How many people must use RMX to make it useful, and how long will it
take to get that many users?  This is not a rhetorical question, but
a genuine technical issue that must be addressed for any protocol or
application, not only spam defenses.  My guess is you need 80% of the
Internet or about 400,000,000 users so that 80% of your incoming mail
has RMX bits.  What is the correct value?


] ...
] Is your argument is that IDENT is useless against spam, therefore RMX is
] useless against spam?  They're completely different animals...

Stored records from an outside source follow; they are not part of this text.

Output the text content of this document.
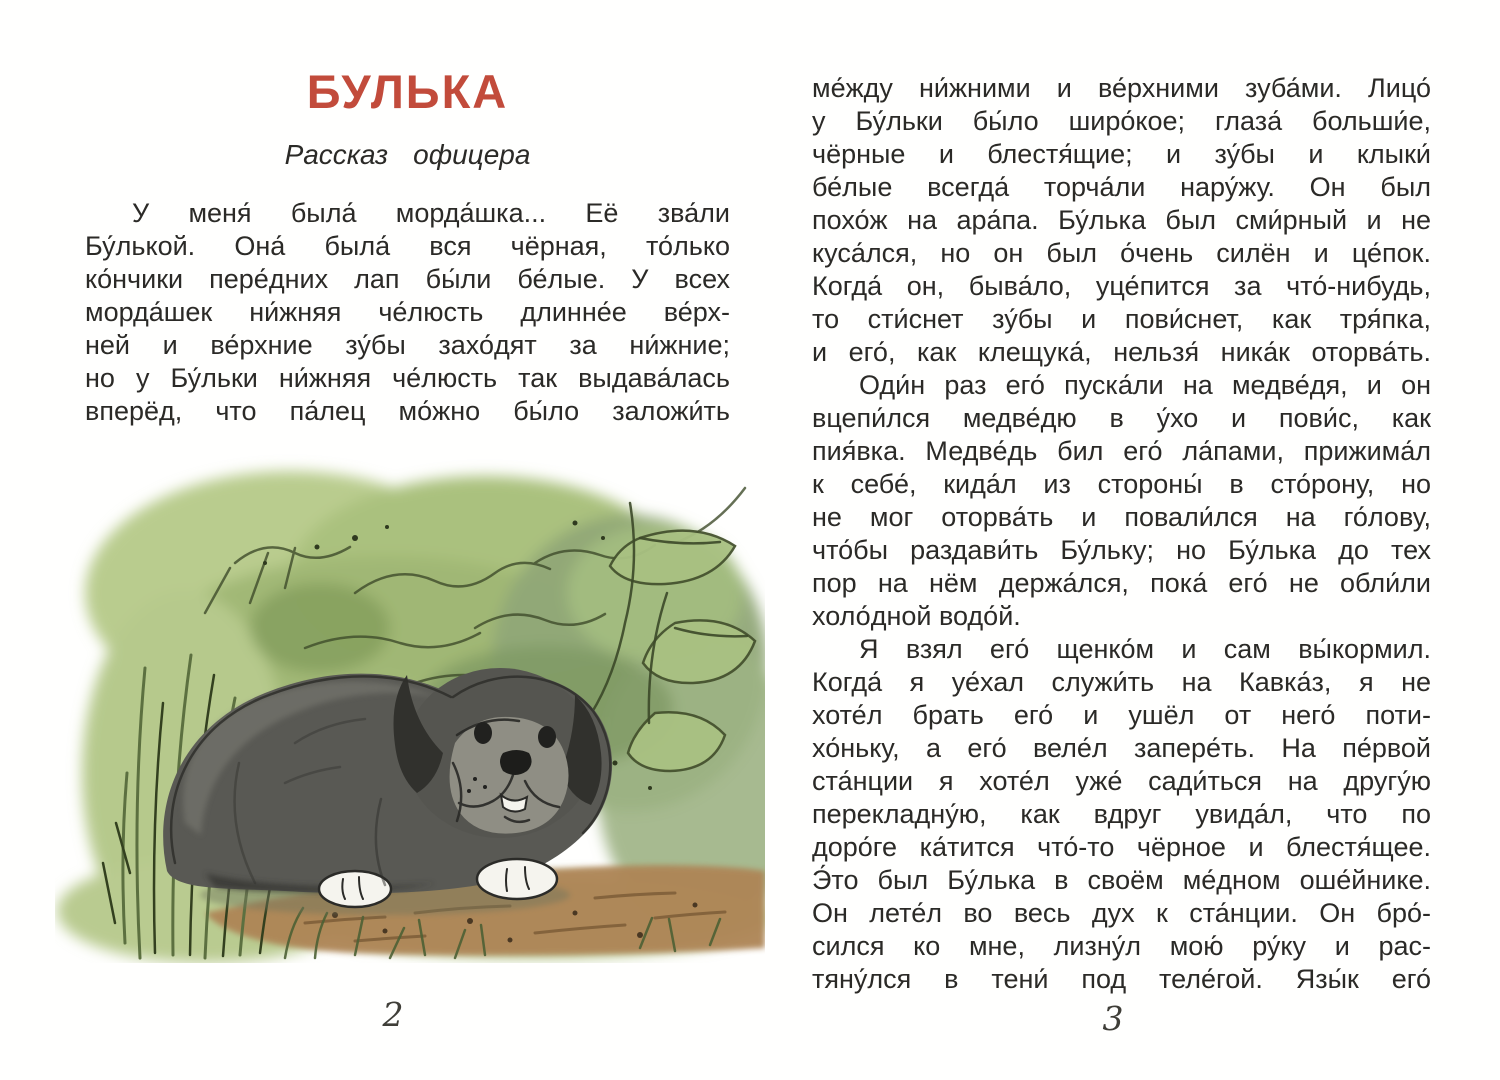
БУЛЬКА
Рассказ офицера
У меня́ была́ морда́шка... Её зва́ли
Бу́лькой. Она́ была́ вся чёрная, то́лько
ко́нчики пере́дних лап бы́ли бе́лые. У всех
морда́шек ни́жняя че́люсть длинне́е ве́рх-
ней и ве́рхние зу́бы захо́дят за ни́жние;
но у Бу́льки ни́жняя че́люсть так выдава́лась
вперёд, что па́лец мо́жно бы́ло заложи́ть
2
ме́жду ни́жними и ве́рхними зуба́ми. Лицо́
у Бу́льки бы́ло широ́кое; глаза́ больши́е,
чёрные и блестя́щие; и зу́бы и клыки́
бе́лые всегда́ торча́ли нару́жу. Он был
похо́ж на ара́па. Бу́лька был сми́рный и не
куса́лся, но он был о́чень силён и це́пок.
Когда́ он, быва́ло, уце́пится за что́-нибудь,
то сти́снет зу́бы и пови́снет, как тря́пка,
и его́, как клещука́, нельзя́ ника́к оторва́ть.
Оди́н раз его́ пуска́ли на медве́дя, и он
вцепи́лся медве́дю в у́хо и пови́с, как
пия́вка. Медве́дь бил его́ ла́пами, прижима́л
к себе́, кида́л из стороны́ в сто́рону, но
не мог оторва́ть и повали́лся на го́лову,
что́бы раздави́ть Бу́льку; но Бу́лька до тех
пор на нём держа́лся, пока́ его́ не обли́ли
холо́дной водо́й.
Я взял его́ щенко́м и сам вы́кормил.
Когда́ я уе́хал служи́ть на Кавка́з, я не
хоте́л брать его́ и ушёл от него́ поти-
хо́ньку, а его́ веле́л запере́ть. На пе́рвой
ста́нции я хоте́л уже́ сади́ться на другу́ю
перекладну́ю, как вдруг увида́л, что по
доро́ге ка́тится что́-то чёрное и блестя́щее.
Э́то был Бу́лька в своём ме́дном оше́йнике.
Он лете́л во весь дух к ста́нции. Он бро́-
сился ко мне, лизну́л мою́ ру́ку и рас-
тяну́лся в тени́ под теле́гой. Язы́к его́
3
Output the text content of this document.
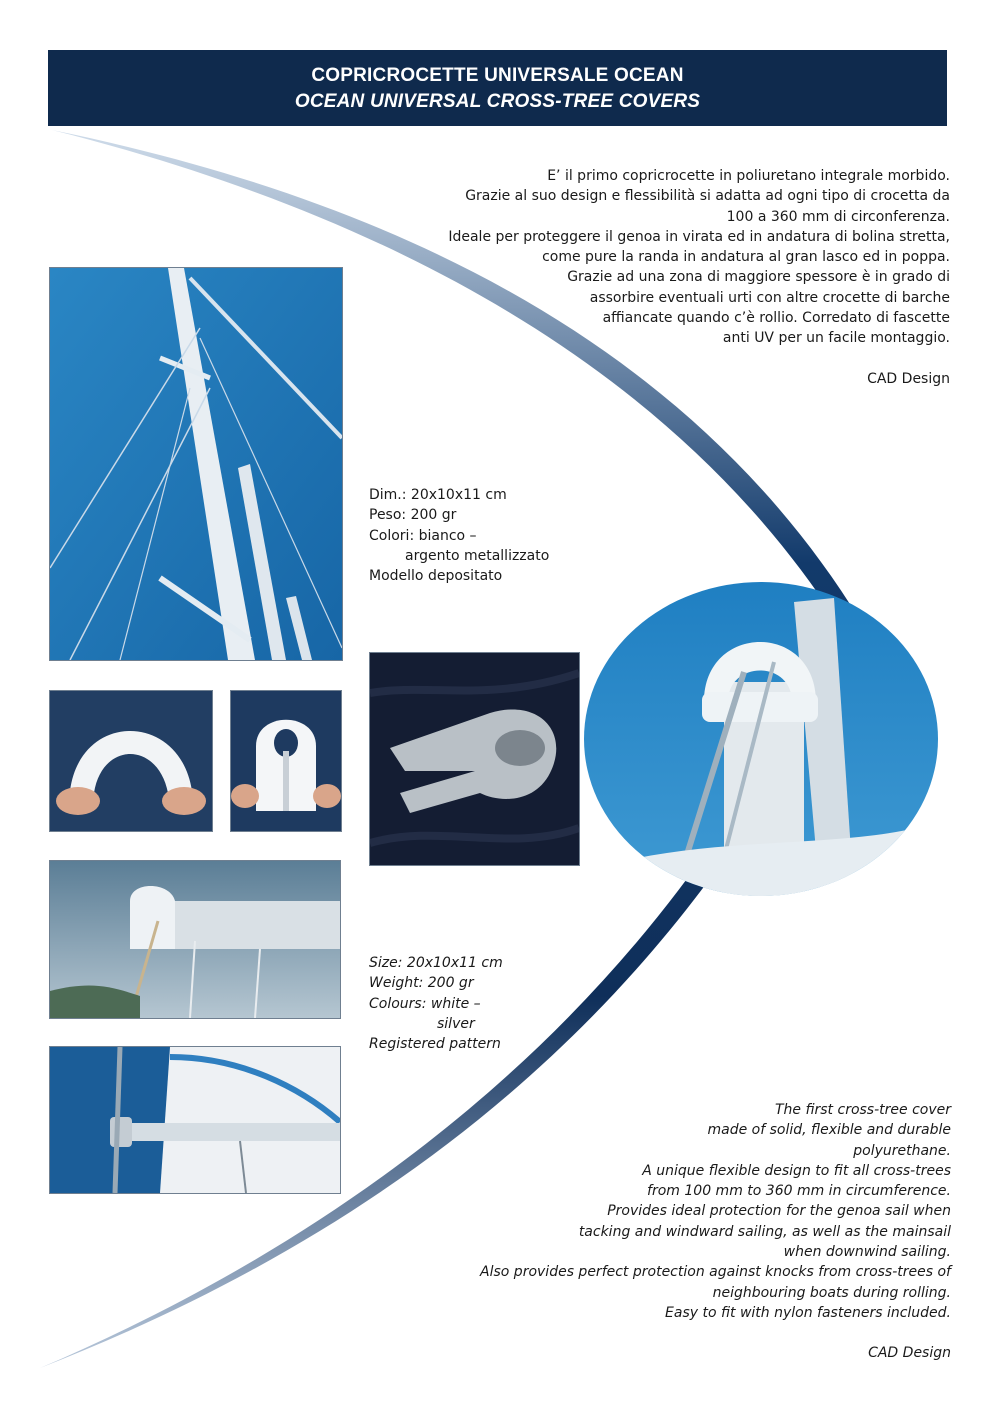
COPRICROCETTE UNIVERSALE OCEAN
OCEAN UNIVERSAL CROSS-TREE COVERS
E’ il primo copricrocette in poliuretano integrale morbido.
Grazie al suo design e flessibilità si adatta ad ogni tipo di crocetta da
100 a 360 mm di circonferenza.
Ideale per proteggere il genoa in virata ed in andatura di bolina stretta,
come pure la randa in andatura al gran lasco ed in poppa.
Grazie ad una zona di maggiore spessore è in grado di
assorbire eventuali urti con altre crocette di barche
affiancate quando c’è rollio. Corredato di fascette
anti UV per un facile montaggio.
CAD Design
Dim.: 20x10x11 cm
Peso: 200 gr
Colori: bianco –
argento metallizzato
Modello depositato
Size: 20x10x11 cm
Weight: 200 gr
Colours: white –
silver
Registered pattern
The first cross-tree cover
made of solid, flexible and durable
polyurethane.
A unique flexible design to fit all cross-trees
from 100 mm to 360 mm in circumference.
Provides ideal protection for the genoa sail when
tacking and windward sailing, as well as the mainsail
when downwind sailing.
Also provides perfect protection against knocks from cross-trees of
neighbouring boats during rolling.
Easy to fit with nylon fasteners included.
CAD Design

I think IDENT is in sendmail because it was supposed to be effective
against spam.  It was not, and I think one major reason is that it
never reached the critical threshold.

Besides, IDENT for mail seems very similar to RMX.  How would
checking IDENT values for incoming mail differ from checking RMX bits,
other than in trivial matters like using port 53 instead of 113?


] ...
] Exactly!  RMX records give mail systems a reason to shunt all of their
] mail through a few specific servers.  Think about the migration path--if
] we just start checking reverse DNS now, it usually won't work (because a
] lot of sites don't follow the convention).  By introducing a new resource
] record, you give sites a way to declare that they are now following that
] convention.
]
] So... have I sold you on RMX records yet?  :)

Never mind me.  Have you sold the bosses and stockholders of AOL,
Hotmail, Yahoo, or many other ISPs to drive away some of their current
users and install some more out-going mail servers so that a few years
from now, perhaps some spam will be stopped?